Have we become a caste society?
MARGARET WENTE
From Saturday's Globe and Mail
Published Saturday, Jan. 28, 2012
Barack Obama has thrown down the gauntlet. The next U.S. election will be about equality and fairness. It will give Americans a clear choice between a country where “a shrinking number of people do really well while a growing number of Americans barely get by,” and a country “where everyone gets a fair shot.” It’s time to apply the same rules from top to bottom, he said in his State of the Union address. “No bailouts, no handouts and no copouts.”
We can all clap for that I guess. Inequality has soared, and that should worry everyone. The trouble is, solutions are hard to come by. Raising taxes on the rich might be a good thing, but it won’t narrow the gap. So what will? Some people want massive investment in early childhood education for disadvantaged kids. Some want massive job-creation programs, or a massive increase in training for the unskilled. Such solutions would need vast amounts of public money, but maybe they’d be worth it.
Now comes Charles Murray to lob a grenade into this progressive wishful thinking. His new book, Coming Apart, to be released next week, argues that the most important gap between the upper class and what we used to call the working class is no longer economic or social. It’s cultural.

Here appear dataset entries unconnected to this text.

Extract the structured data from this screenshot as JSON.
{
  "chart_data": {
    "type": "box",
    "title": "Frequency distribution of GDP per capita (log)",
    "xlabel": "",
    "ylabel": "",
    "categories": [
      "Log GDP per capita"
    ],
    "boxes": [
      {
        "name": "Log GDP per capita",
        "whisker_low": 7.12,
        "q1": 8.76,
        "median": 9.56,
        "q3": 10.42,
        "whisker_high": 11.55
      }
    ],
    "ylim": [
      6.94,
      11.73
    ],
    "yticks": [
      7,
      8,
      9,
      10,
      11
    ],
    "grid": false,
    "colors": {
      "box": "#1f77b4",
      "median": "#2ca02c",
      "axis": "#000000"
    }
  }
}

As recently as the 1960s, he writes, people were united by a common understanding of “American values.” Just about everyone believed in marriage, two-parent families and hard work. But now, class values have dramatically diverged. “We have developed a new upper class with advanced educations, often obtained at elite schools, sharing tastes and preferences that set them apart from mainstream America,” he writes in The Wall Street Journal. “At the same time, we have developed a new lower class, characterized not by poverty but by withdrawal from America’s core cultural institutions.”
The differences go far deeper than a taste for Chablis versus two-fours. They extend to such basic matters as how you raise your kids and what it means to be a man.
To prove his case, Mr. Murray compares data from two fictitious neighbourhoods called Belmont and Fishtown. Belmont is an upper-middle-class suburb of managers and professionals with university degrees. The people who live in Fishtown have high-school diplomas and work blue-collar and low-skilled service jobs. (To simplify matters, he limits his analysis to the white population.) In 1960, nearly every midlife adult in both towns was married – 94 per cent in Belmont, 84 per cent in Fishtown. “Then came the great divergence.” Today the marriage rate in Belmont is 83 per cent, while the marriage rate in Fishtown has slid to 48 per cent. The same thing happened to nonmarital births. In 1960, just 2 per cent of all white births in the U.S. were to unmarried women. By 2008, the nonmarital birth rate among the well-educated women of Belmont had grown to just under 6 per cent. In Fishtown, it was 44 per cent.
No matter how loath we are to stigmatize single lower-class mothers, the outcomes for their children are generally grim. So are the outcomes for men who are detached from the work force. In 1968, only 3 per cent of men in either Belmont or Fishtown were out of the labour force. By 2008 (before the onset of the recession), it had grown to 12 per cent in Fishtown, while in Belmont it hadn’t changed at all. Mr. Murray argues that the main cause of high male unemployment in Fishtown is not the scarcity of low-skilled work, but the erosion of the work ethic.
These trends are not as pronounced in Canada, but the patterns are the same. If you read The Globe and Mail, you (or your parents) probably live in Belmont. You may even belong to the notorious and much-reviled One Per Cent. It doesn’t take all that much money. A family income of $196,000 will do it, according to the current issue of Toronto Life, which offers brief sketches of a few of these plutocrats. They are classic examples of bourgeois industriousness – well-educated, hard-working, conscientious professionals and parents who, after childcare expenses and mortgage payments, don’t feel all that rich.
Today, the top 20 per cent and the bottom 20 per cent seldom cross paths (except at Tim Hortons). They raise their kids in different ways, send them to different schools, eat different kinds of food, choose different forms of exercise and recreation, take different kinds of vacations. The top 20 per cent include virtually all of the people who run our governments, manage our businesses and set our social policies. But fewer and fewer of them know anybody in the bottom 20 per cent, or have much idea of how they think and live.
This class divide has become self-perpetuating, argues Mr. Murray. (He doesn’t discuss Canada’s vibrant immigrant classes, where social mobility is as strong as ever.) One reason is that most people choose mates from the same educational level. “The formation of the new upper class has been driven by forces that are nobody’s fault and resist manipulation,” he writes. “The economic value of brains in the marketplace will continue to increase no matter what, and the most successful of each generation will tend to marry each other no matter what. As a result, the most successful Americans will continue to trend toward consolidation and isolation as a class.”
A lot of people aren’t going to like this message. I don’t like it much myself. But Mr. Murray doesn’t conclude that the answer is to do nothing. His conclusion is that the challenge of inequality is much more complicated than we think.